Magnetic order triggered by hydrogenation of Li-doped ZnO microwires

I. LORITE; STRAUEB, B; KUMAR, P. ; C. I. ZANDALAZINI; OHLDAG, H; S. PEREZ DE HELUANI; P. ESQUINAZI

Dresden

Conferencia; DPG-Dresden; 2014

Cation and oxygen vacancies, as well as hydrogen can play an important role in the magnetic order observed in nominally non-magnetic oxides like ZnO, a phenomenon called nowadays as defect-induced magnetism (DIM). In this work we have produced microwires of ZnO, pure and doped with 1...7 atom.% Li. The magnetic characterization of the wires has been realized using magnetoresistance, superconducting quantum interferometer device (SQUID), photoconductivity and x-ray magnetic circular dichroism (XMCD).
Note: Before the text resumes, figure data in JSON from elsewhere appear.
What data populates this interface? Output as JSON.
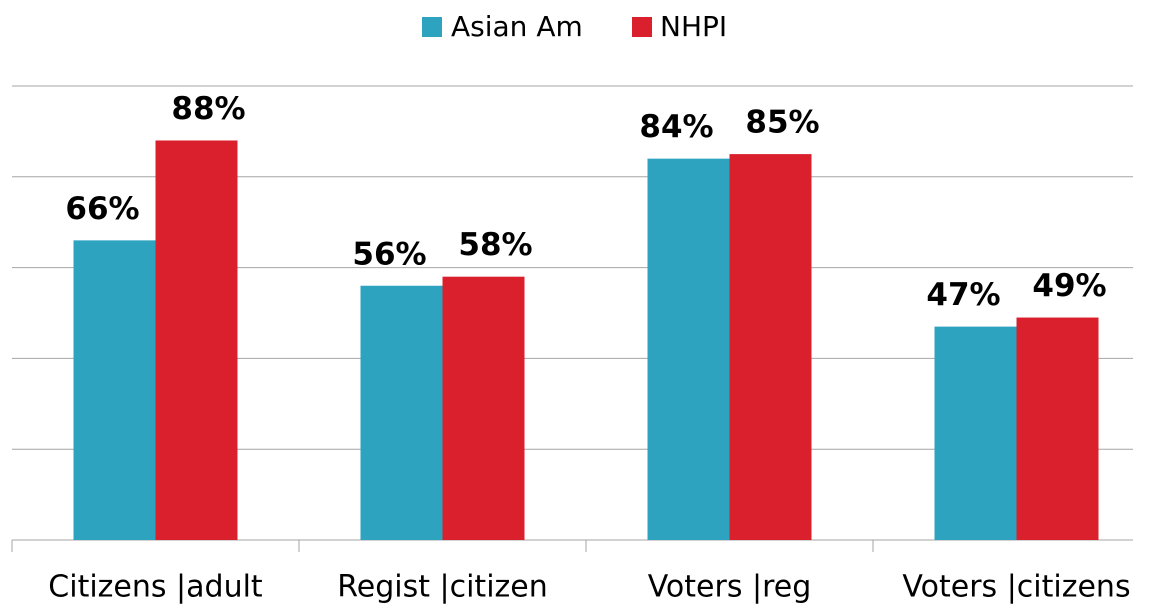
{
  "chart_data": {
    "type": "bar",
    "categories": [
      "Citizens |adult",
      "Regist |citizen",
      "Voters |reg",
      "Voters |citizens"
    ],
    "series": [
      {
        "name": "Asian Am",
        "color": "#2ea3c0",
        "values": [
          66,
          56,
          84,
          47
        ],
        "value_labels": [
          "66%",
          "56%",
          "84%",
          "47%"
        ]
      },
      {
        "name": "NHPI",
        "color": "#d9202c",
        "values": [
          88,
          58,
          85,
          49
        ],
        "value_labels": [
          "88%",
          "58%",
          "85%",
          "49%"
        ]
      }
    ],
    "ylim": [
      0,
      100
    ],
    "yticks": [
      0,
      20,
      40,
      60,
      80,
      100
    ],
    "grid": true,
    "legend": "top"
  }
}
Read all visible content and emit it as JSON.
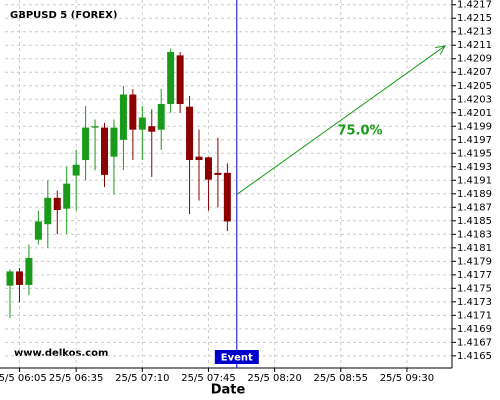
{
  "chart_data": {
    "type": "candlestick",
    "title": "GBPUSD 5 (FOREX)",
    "xlabel": "Date",
    "watermark": "www.delkos.com",
    "categories": [
      null,
      "25/5 06:05",
      null,
      null,
      null,
      null,
      null,
      "25/5 06:35",
      null,
      null,
      null,
      null,
      null,
      null,
      "25/5 07:10",
      null,
      null,
      null,
      null,
      null,
      null,
      "25/5 07:45",
      null,
      null,
      null,
      null,
      null,
      null,
      "25/5 08:20",
      null,
      null,
      null,
      null,
      null,
      null,
      "25/5 08:55",
      null,
      null,
      null,
      null,
      null,
      null,
      "25/5 09:30"
    ],
    "xlim": [
      -0.53,
      46.77
    ],
    "open": [
      1.41754,
      1.41775,
      1.41755,
      1.41822,
      1.41845,
      1.41884,
      1.41868,
      1.41917,
      1.4194,
      1.41988,
      1.41988,
      1.41945,
      1.4197,
      1.42037,
      1.41985,
      1.4199,
      1.41985,
      1.42023,
      1.42095,
      1.42019,
      1.41945,
      1.41944,
      1.41921,
      1.41921,
      null,
      null,
      null,
      null,
      null,
      null,
      null,
      null,
      null,
      null,
      null,
      null,
      null,
      null,
      null,
      null,
      null,
      null,
      null
    ],
    "high": [
      1.41778,
      1.4178,
      1.41815,
      1.41865,
      1.4191,
      1.41895,
      1.4193,
      1.41955,
      1.4202,
      1.42,
      1.41995,
      1.42,
      1.4205,
      1.42045,
      1.4202,
      1.42015,
      1.42045,
      1.42105,
      1.421,
      1.42035,
      1.41985,
      1.41945,
      1.41973,
      1.41935,
      null,
      null,
      null,
      null,
      null,
      null,
      null,
      null,
      null,
      null,
      null,
      null,
      null,
      null,
      null,
      null,
      null,
      null,
      null
    ],
    "low": [
      1.41706,
      1.41729,
      1.4174,
      1.41815,
      1.4181,
      1.4183,
      1.4183,
      1.41865,
      1.4191,
      1.41925,
      1.419,
      1.41889,
      1.41925,
      1.4194,
      1.4194,
      1.41915,
      1.41955,
      1.4201,
      1.4201,
      1.4186,
      1.4188,
      1.41865,
      1.4187,
      1.41835,
      null,
      null,
      null,
      null,
      null,
      null,
      null,
      null,
      null,
      null,
      null,
      null,
      null,
      null,
      null,
      null,
      null,
      null,
      null
    ],
    "close": [
      1.41775,
      1.41755,
      1.41795,
      1.41849,
      1.41884,
      1.41866,
      1.41905,
      1.41933,
      1.41988,
      1.4199,
      1.41918,
      1.41988,
      1.42037,
      1.41985,
      1.42003,
      1.41982,
      1.42023,
      1.421,
      1.42023,
      1.4194,
      1.4194,
      1.41911,
      1.41918,
      1.41849,
      null,
      null,
      null,
      null,
      null,
      null,
      null,
      null,
      null,
      null,
      null,
      null,
      null,
      null,
      null,
      null,
      null,
      null,
      null
    ],
    "up_color": "#1a9a1a",
    "down_color": "#8b0000",
    "ylim": [
      1.41632,
      1.42177
    ],
    "yticks": [
      1.4165,
      1.4167,
      1.4169,
      1.4171,
      1.4173,
      1.4175,
      1.4177,
      1.4179,
      1.4181,
      1.4183,
      1.4185,
      1.4187,
      1.4189,
      1.4191,
      1.4193,
      1.4195,
      1.4197,
      1.4199,
      1.4201,
      1.4203,
      1.4205,
      1.4207,
      1.4209,
      1.4211,
      1.4213,
      1.4215,
      1.4217
    ],
    "grid": true,
    "event": {
      "label": "Event",
      "x": 24,
      "color": "#0000cc"
    },
    "forecast": {
      "label": "75.0%",
      "from": 1.41889,
      "to": 1.42109,
      "color": "#1a9a1a"
    }
  }
}
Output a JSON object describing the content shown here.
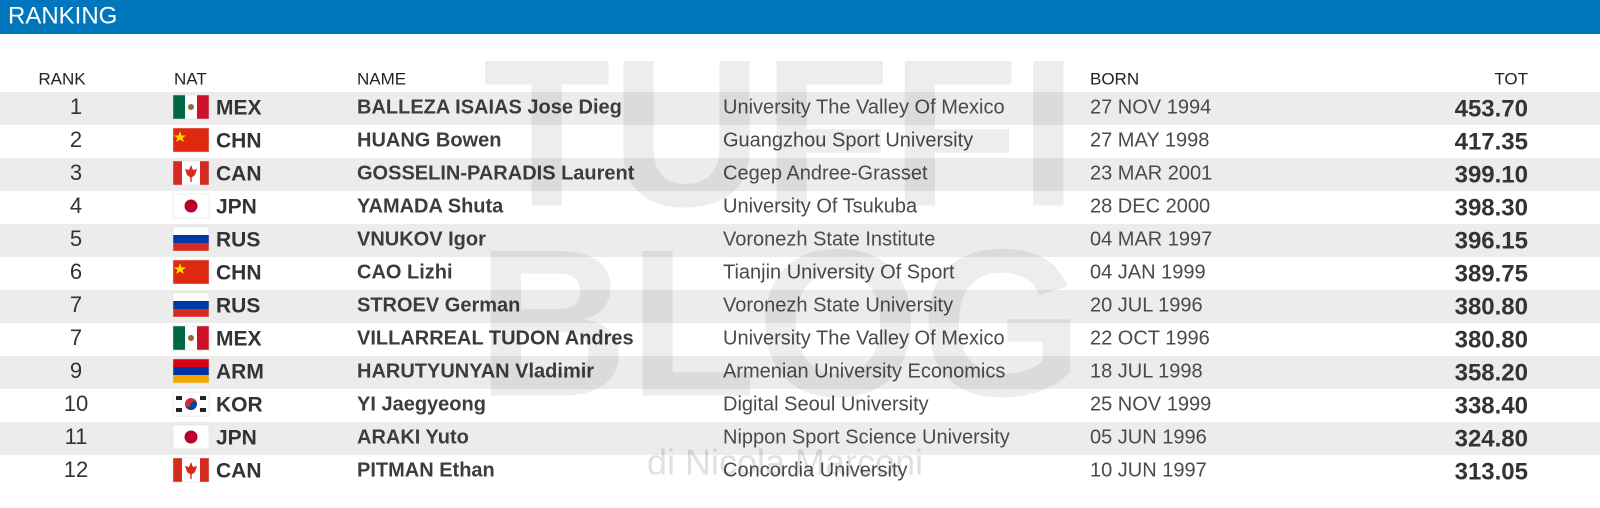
{
  "header": {
    "title": "RANKING"
  },
  "table": {
    "columns": [
      "RANK",
      "NAT",
      "NAME",
      "BORN",
      "TOT"
    ],
    "rows": [
      {
        "rank": 1,
        "nat": "MEX",
        "name": "BALLEZA ISAIAS Jose Dieg",
        "university": "University The Valley Of Mexico",
        "born": "27 NOV 1994",
        "tot": "453.70"
      },
      {
        "rank": 2,
        "nat": "CHN",
        "name": "HUANG Bowen",
        "university": "Guangzhou Sport University",
        "born": "27 MAY 1998",
        "tot": "417.35"
      },
      {
        "rank": 3,
        "nat": "CAN",
        "name": "GOSSELIN-PARADIS Laurent",
        "university": "Cegep Andree-Grasset",
        "born": "23 MAR 2001",
        "tot": "399.10"
      },
      {
        "rank": 4,
        "nat": "JPN",
        "name": "YAMADA Shuta",
        "university": "University Of Tsukuba",
        "born": "28 DEC 2000",
        "tot": "398.30"
      },
      {
        "rank": 5,
        "nat": "RUS",
        "name": "VNUKOV Igor",
        "university": "Voronezh State Institute",
        "born": "04 MAR 1997",
        "tot": "396.15"
      },
      {
        "rank": 6,
        "nat": "CHN",
        "name": "CAO Lizhi",
        "university": "Tianjin University Of Sport",
        "born": "04 JAN 1999",
        "tot": "389.75"
      },
      {
        "rank": 7,
        "nat": "RUS",
        "name": "STROEV German",
        "university": "Voronezh State University",
        "born": "20 JUL 1996",
        "tot": "380.80"
      },
      {
        "rank": 7,
        "nat": "MEX",
        "name": "VILLARREAL TUDON Andres",
        "university": "University The Valley Of Mexico",
        "born": "22 OCT 1996",
        "tot": "380.80"
      },
      {
        "rank": 9,
        "nat": "ARM",
        "name": "HARUTYUNYAN Vladimir",
        "university": "Armenian University Economics",
        "born": "18 JUL 1998",
        "tot": "358.20"
      },
      {
        "rank": 10,
        "nat": "KOR",
        "name": "YI Jaegyeong",
        "university": "Digital Seoul University",
        "born": "25 NOV 1999",
        "tot": "338.40"
      },
      {
        "rank": 11,
        "nat": "JPN",
        "name": "ARAKI Yuto",
        "university": "Nippon Sport Science University",
        "born": "05 JUN 1996",
        "tot": "324.80"
      },
      {
        "rank": 12,
        "nat": "CAN",
        "name": "PITMAN Ethan",
        "university": "Concordia University",
        "born": "10 JUN 1997",
        "tot": "313.05"
      }
    ]
  },
  "watermark": {
    "line1": "TUFFI",
    "line2": "BLOG",
    "byline": "di Nicola Marconi"
  }
}
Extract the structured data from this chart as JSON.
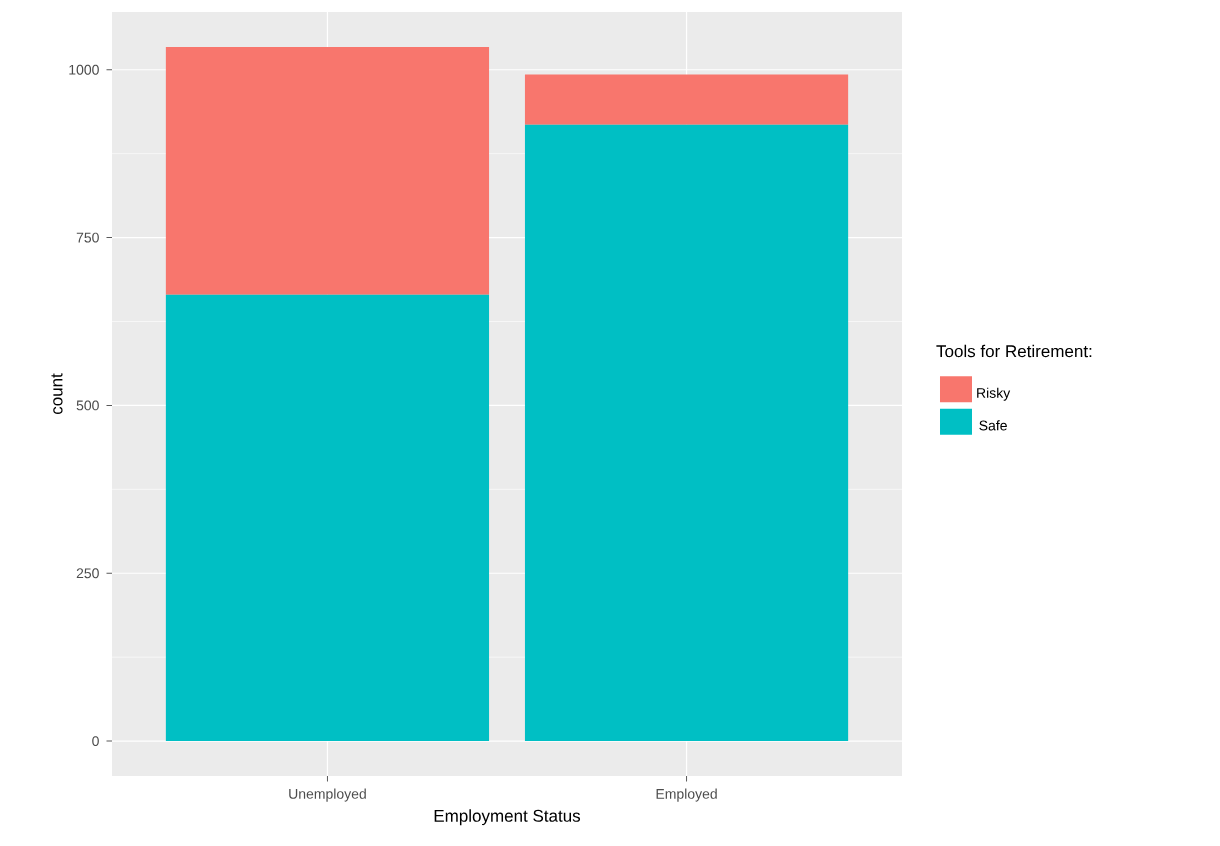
{
  "chart_data": {
    "type": "bar",
    "stacked": true,
    "xlabel": "Employment Status",
    "ylabel": "count",
    "legend_title": "Tools for Retirement:",
    "categories": [
      "Unemployed",
      "Employed"
    ],
    "series": [
      {
        "name": "Safe",
        "color": "#00bfc4",
        "values": [
          665,
          918
        ]
      },
      {
        "name": "Risky",
        "color": "#f8766d",
        "values": [
          369,
          75
        ]
      }
    ],
    "ylim": [
      -52,
      1086
    ],
    "yticks": [
      0,
      250,
      500,
      750,
      1000
    ],
    "grid": true,
    "legend": "right"
  }
}
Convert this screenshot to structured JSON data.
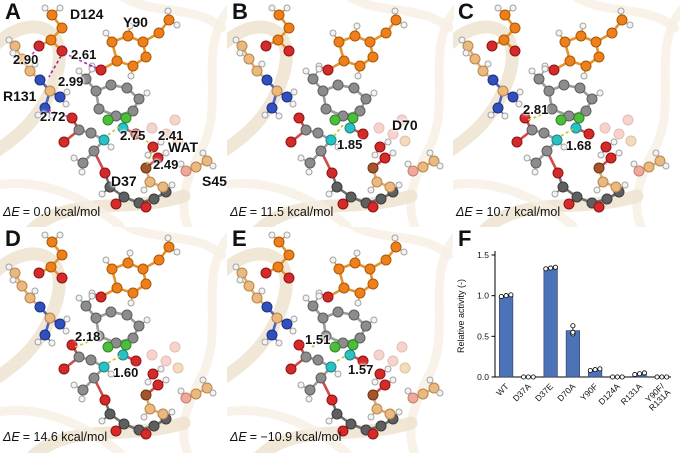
{
  "figure": {
    "background": "#ffffff"
  },
  "panels": [
    {
      "letter": "A",
      "residue_labels": [
        "D124",
        "Y90",
        "R131",
        "D37",
        "WAT",
        "S45"
      ],
      "distance_labels": [
        "2.90",
        "2.61",
        "2.99",
        "2.72",
        "2.75",
        "2.41",
        "2.49"
      ],
      "delta_e_label": "ΔE",
      "delta_e_value": "= 0.0 kcal/mol"
    },
    {
      "letter": "B",
      "residue_labels": [
        "D70"
      ],
      "distance_labels": [
        "1.85"
      ],
      "delta_e_label": "ΔE",
      "delta_e_value": "= 11.5 kcal/mol"
    },
    {
      "letter": "C",
      "residue_labels": [],
      "distance_labels": [
        "2.81",
        "1.68"
      ],
      "delta_e_label": "ΔE",
      "delta_e_value": "= 10.7 kcal/mol"
    },
    {
      "letter": "D",
      "residue_labels": [],
      "distance_labels": [
        "2.18",
        "1.60"
      ],
      "delta_e_label": "ΔE",
      "delta_e_value": "= 14.6 kcal/mol"
    },
    {
      "letter": "E",
      "residue_labels": [],
      "distance_labels": [
        "1.51",
        "1.57"
      ],
      "delta_e_label": "ΔE",
      "delta_e_value": "= −10.9 kcal/mol"
    },
    {
      "letter": "F"
    }
  ],
  "chart_data": {
    "type": "bar",
    "title": "",
    "xlabel": "",
    "ylabel": "Relative activity (-)",
    "categories": [
      "WT",
      "D37A",
      "D37E",
      "D70A",
      "Y90F",
      "D124A",
      "R131A",
      "Y90F/R131A"
    ],
    "values": [
      1.0,
      0.0,
      1.34,
      0.57,
      0.09,
      0.0,
      0.04,
      0.0
    ],
    "points": [
      [
        0.99,
        1.0,
        1.01
      ],
      [
        0,
        0,
        0
      ],
      [
        1.33,
        1.34,
        1.35
      ],
      [
        0.53,
        0.55,
        0.63
      ],
      [
        0.08,
        0.09,
        0.1
      ],
      [
        0,
        0,
        0
      ],
      [
        0.03,
        0.04,
        0.05
      ],
      [
        0,
        0,
        0
      ]
    ],
    "yticks": [
      0.0,
      0.5,
      1.0,
      1.5
    ],
    "ylim": [
      0,
      1.5
    ],
    "bar_color": "#4C72B8",
    "grid": false,
    "legend_position": "none"
  },
  "colors": {
    "carbon_orange": "#EE7F1A",
    "carbon_gray": "#8C8C8C",
    "carbon_tan": "#EAB97F",
    "oxygen_red": "#D42A2A",
    "nitrogen_blue": "#3050BE",
    "hydrogen_white": "#F3F3F3",
    "highlight_green": "#4DBE3C",
    "highlight_cyan": "#2BC1C4",
    "hbond_magenta": "#B0289B",
    "hbond_yellow": "#C3C43A",
    "ribbon_beige": "#EEE1CD"
  }
}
Photoluminescence spec- troscopy was performed to elucidate the incidence of defects. Our results indicate that hydrogenation of pure ZnO microwires triggers magnetic order at temperatures below 100K. Room temperature magnetic order is observed after hydrogenation of Li-doped ZnO with a Li concentration above 1%, in agreement with the expected minimum distance between localized defects necessary to trigger magnetic order. Hydrogenation is a simpler and more effective way to trigger DIM in nominally non-magnetic oxides microstructures, paving the way for possible future applications of this phenomenon.